If present trends continue, 30 percent fewer volunteers will serve in overseas projects this year, said Bill Cashion, director of the International Mission Board’s volunteers in missions program. The largest drop will be among high school students.
“Immediately following Sept. 11, we didn’t see a big drop-off in numbers,” Cashion said. “But January through March, things really fell off.”
In the first six months of 2002, 13,180 Southern Baptists worked on International Mission Board volunteer projects — a 25 percent drop compared to the 17,687 volunteers who served during the same six months of 2001.
The key reason for declining numbers seems to be the concern of parents and church leaders for the safety of teenage volunteers, said Bron Holcomb, who leads the board’s youth mobilization team.
Students are still eager to participate in overseas volunteer projects, but “often trips are canceled because of the influence of one or two people in the church who may or may not be involved in the trip,” he said.
Holcomb’s group is seeing as much as a 50 percent decrease in the number of teenagers participating in volunteer trips this year. The IMB had been recruiting volunteers for 24 International World Changers projects; 11 were canceled for lack of participation.

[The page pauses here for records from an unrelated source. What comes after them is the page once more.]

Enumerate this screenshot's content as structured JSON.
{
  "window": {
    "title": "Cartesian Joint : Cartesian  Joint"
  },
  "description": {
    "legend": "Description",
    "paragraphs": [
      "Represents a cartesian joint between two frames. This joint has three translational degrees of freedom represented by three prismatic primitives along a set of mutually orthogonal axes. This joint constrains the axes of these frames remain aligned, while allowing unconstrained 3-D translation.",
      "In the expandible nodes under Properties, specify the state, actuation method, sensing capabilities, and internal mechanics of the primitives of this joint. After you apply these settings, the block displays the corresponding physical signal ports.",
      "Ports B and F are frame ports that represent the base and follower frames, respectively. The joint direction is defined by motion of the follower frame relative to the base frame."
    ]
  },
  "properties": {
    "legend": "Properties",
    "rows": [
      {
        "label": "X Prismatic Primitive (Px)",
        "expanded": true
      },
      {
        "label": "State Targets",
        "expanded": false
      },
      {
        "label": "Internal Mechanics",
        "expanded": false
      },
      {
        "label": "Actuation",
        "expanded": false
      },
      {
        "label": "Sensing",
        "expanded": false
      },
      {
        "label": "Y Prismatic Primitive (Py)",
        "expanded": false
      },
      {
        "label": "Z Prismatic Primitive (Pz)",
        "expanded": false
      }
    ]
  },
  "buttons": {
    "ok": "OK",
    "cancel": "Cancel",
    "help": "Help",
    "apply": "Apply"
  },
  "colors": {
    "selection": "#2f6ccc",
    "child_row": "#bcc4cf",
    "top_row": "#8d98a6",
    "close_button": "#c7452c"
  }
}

“I think this puts us three years behind — if nothing else happens,” Holcomb said. “It’s the hardest thing to tell a missionary, ‘I’m sorry. We can’t come this year because no one signed up.’
“It’s disappointing to the missionaries and nationals, but it’s not defeating.”

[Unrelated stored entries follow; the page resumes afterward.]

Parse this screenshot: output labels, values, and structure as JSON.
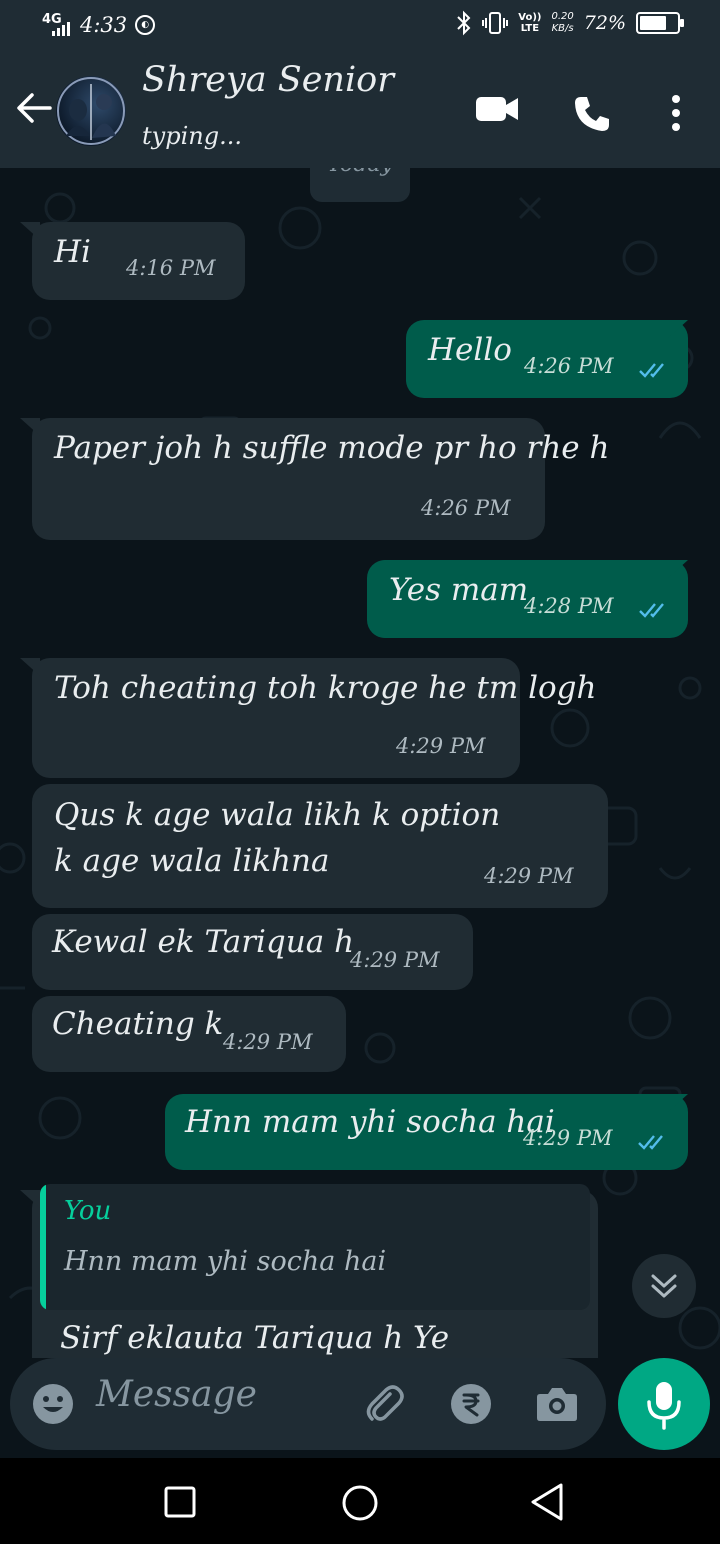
{
  "status_bar": {
    "network": "4G",
    "time": "4:33",
    "volte_top": "Vo))",
    "volte_bottom": "LTE",
    "speed_value": "0.20",
    "speed_unit": "KB/s",
    "battery_percent": "72%",
    "battery_level": 0.72
  },
  "header": {
    "contact_name": "Shreya Senior",
    "contact_status": "typing..."
  },
  "chat": {
    "date_label": "Today",
    "messages": [
      {
        "direction": "incoming",
        "text": "Hi",
        "time": "4:16 PM"
      },
      {
        "direction": "outgoing",
        "text": "Hello",
        "time": "4:26 PM",
        "status": "read"
      },
      {
        "direction": "incoming",
        "text": "Paper joh h suffle mode pr ho rhe h",
        "time": "4:26 PM"
      },
      {
        "direction": "outgoing",
        "text": "Yes mam",
        "time": "4:28 PM",
        "status": "read"
      },
      {
        "direction": "incoming",
        "text": "Toh cheating toh kroge he tm logh",
        "time": "4:29 PM"
      },
      {
        "direction": "incoming",
        "text": "Qus k age wala likh k  option k age wala likhna",
        "time": "4:29 PM"
      },
      {
        "direction": "incoming",
        "text": "Kewal ek Tariqua h",
        "time": "4:29 PM"
      },
      {
        "direction": "incoming",
        "text": "Cheating k",
        "time": "4:29 PM"
      },
      {
        "direction": "outgoing",
        "text": "Hnn mam yhi socha hai",
        "time": "4:29 PM",
        "status": "read"
      }
    ],
    "reply": {
      "quote_author": "You",
      "quote_text": "Hnn mam yhi socha hai",
      "text": "Sirf eklauta Tariqua h   Ye"
    }
  },
  "input": {
    "placeholder": "Message"
  },
  "colors": {
    "background": "#0b141a",
    "header": "#1f2c34",
    "incoming_bubble": "#202c33",
    "outgoing_bubble": "#005c4b",
    "accent": "#00a884",
    "read_ticks": "#53bdeb"
  }
}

“This doesn’t mean the job is not being done,” he said. “God’s work will be done. We’d love to see numbers increase, but we know God is sovereign and can work through those he chooses to send during these difficult times.”
God still is motivating numerous Southern Baptists to answer his call to career missions.

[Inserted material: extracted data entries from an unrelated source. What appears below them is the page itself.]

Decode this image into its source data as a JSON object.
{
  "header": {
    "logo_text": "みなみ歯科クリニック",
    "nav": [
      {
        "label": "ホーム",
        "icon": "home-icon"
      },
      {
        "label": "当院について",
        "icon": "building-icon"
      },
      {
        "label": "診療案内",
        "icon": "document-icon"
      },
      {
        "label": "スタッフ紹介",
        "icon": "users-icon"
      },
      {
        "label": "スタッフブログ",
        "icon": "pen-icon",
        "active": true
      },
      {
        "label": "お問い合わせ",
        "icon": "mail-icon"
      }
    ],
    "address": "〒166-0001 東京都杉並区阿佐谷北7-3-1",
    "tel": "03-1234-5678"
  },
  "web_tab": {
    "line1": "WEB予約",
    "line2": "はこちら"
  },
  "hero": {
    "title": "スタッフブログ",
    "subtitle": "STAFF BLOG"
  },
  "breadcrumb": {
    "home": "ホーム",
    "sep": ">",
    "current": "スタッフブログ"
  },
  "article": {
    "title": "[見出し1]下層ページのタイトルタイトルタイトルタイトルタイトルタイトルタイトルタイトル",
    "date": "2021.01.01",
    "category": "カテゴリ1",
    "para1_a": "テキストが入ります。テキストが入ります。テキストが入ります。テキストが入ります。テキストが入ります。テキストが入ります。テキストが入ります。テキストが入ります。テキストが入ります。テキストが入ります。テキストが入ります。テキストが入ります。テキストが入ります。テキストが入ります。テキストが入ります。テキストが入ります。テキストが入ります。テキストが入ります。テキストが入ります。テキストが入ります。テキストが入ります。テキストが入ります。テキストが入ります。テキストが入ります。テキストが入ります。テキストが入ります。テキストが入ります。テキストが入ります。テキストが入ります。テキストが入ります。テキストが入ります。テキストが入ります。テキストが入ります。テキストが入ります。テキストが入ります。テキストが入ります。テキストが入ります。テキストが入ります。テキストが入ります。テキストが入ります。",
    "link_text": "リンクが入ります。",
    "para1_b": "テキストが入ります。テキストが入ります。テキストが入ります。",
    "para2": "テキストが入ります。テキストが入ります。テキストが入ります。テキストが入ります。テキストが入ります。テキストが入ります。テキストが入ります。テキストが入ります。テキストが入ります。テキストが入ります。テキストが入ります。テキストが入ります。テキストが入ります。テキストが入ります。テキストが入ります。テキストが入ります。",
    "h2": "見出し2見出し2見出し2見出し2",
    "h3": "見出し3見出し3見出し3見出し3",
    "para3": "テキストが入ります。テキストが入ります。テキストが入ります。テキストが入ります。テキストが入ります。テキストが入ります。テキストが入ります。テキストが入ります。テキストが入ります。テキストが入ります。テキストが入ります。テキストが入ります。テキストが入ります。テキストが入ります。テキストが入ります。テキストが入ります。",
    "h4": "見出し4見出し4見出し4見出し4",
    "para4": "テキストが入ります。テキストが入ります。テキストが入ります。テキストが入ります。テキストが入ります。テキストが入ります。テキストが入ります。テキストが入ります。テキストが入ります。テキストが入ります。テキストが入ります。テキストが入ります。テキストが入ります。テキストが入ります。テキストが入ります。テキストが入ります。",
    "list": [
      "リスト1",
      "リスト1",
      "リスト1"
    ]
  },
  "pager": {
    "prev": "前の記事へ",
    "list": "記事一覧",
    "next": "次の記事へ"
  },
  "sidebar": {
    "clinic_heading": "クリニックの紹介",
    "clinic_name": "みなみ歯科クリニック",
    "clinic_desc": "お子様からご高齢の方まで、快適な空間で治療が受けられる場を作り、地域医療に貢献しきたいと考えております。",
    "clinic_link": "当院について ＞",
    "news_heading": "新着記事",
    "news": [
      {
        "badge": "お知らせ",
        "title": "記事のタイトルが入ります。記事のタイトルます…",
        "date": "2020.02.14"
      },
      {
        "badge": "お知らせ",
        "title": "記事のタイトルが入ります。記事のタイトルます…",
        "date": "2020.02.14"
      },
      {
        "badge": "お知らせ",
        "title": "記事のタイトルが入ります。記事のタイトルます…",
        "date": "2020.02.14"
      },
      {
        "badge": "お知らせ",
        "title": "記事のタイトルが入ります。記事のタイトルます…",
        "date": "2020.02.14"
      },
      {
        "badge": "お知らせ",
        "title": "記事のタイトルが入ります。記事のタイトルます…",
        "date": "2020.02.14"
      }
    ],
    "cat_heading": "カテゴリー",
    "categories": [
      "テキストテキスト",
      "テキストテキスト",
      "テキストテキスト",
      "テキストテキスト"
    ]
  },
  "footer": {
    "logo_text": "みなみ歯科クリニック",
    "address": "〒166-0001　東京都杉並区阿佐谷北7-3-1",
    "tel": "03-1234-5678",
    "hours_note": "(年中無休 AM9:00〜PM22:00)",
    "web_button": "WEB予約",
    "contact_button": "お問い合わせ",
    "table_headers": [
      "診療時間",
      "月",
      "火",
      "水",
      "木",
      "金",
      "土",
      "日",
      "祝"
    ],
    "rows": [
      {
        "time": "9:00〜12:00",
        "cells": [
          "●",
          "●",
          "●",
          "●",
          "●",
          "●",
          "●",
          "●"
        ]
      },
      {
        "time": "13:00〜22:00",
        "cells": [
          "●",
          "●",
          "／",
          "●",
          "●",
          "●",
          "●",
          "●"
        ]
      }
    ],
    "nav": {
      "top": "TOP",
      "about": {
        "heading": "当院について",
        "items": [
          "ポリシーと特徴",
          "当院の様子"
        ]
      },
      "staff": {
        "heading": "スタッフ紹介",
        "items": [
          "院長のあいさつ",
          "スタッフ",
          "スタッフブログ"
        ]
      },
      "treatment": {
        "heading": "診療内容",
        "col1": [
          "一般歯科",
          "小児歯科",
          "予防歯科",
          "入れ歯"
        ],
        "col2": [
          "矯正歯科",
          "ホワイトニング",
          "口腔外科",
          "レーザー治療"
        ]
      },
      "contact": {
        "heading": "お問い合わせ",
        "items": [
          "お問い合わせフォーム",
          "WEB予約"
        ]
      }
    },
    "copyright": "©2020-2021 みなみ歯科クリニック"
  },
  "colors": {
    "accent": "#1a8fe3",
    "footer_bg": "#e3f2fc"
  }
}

“The real issue is that it’s a non-issue,” said Jim Riddell, who leads the team that consults with Southern Baptists interested in career missions.
The number of Southern Baptists seeking appointment as career missionaries nearly mirrors the number who were appointed last year, Riddell said. In fact, only one couple has backed out of the appointment process as a result of Sept. 11.
A few couples, who will be appointed this year, have indicated that Sept. 11 helped confirm their calling:
— A couple serving as International Service Corps missionaries in Pakistan’s mountains were temporarily relocated following the Sept. 11 attacks. Since then, they have been appointed as career missionaries and returned to Pakistan.
— A single woman who had served in Pakistan for two years was struggling with the idea of returning to Pakistan as a single career missionary. She told Riddell that Sept. 11 gave her the resolve she needed to return.
The events of Sept. 11 had a minimal effect on young Southern Baptists committing to two years of service, said Glenn Prescott, who works with the International Service Corps and Journeyman programs.
“I think it had an effect on us early in the year, but it’s difficult to know to what extent,” he said.
He compared the effect of Sept. 11 to the Y2K millennium scare.
“When the Y2K scare came, we had a conference scheduled for Jan. 5; only 50 came,” he said. “That was just a little blip on the screen, and then we were back to normal.
“I don’t think Sept. 11 will have any long-term effect on us. Numbers will be back to normal and continue to climb.”
College students have responded to the events of Sept. 11 with a fervency to minister in Muslim nations, said Mike Lopez, who works with collegiate volunteers.
More college students have participated in volunteer trips already this year compared to all of last year, Lopez reported.
“State conventions are saying their numbers are down, but we haven’t seen it,” he said. “If anything, we’ve seen volunteers express more commitment that now is the time. We still have a lot of people asking to go to Muslims.”
Cashion encouraged Southern Baptists to not allow fear to influence their decisions regarding overseas service.
“What we need now is to listen to the voice of the Holy Spirit and move as he directs,” Cashion said. “We need folks who are willing to say ‘yes’ to requests, who believe God will supply all their needs and will use them for his glory.”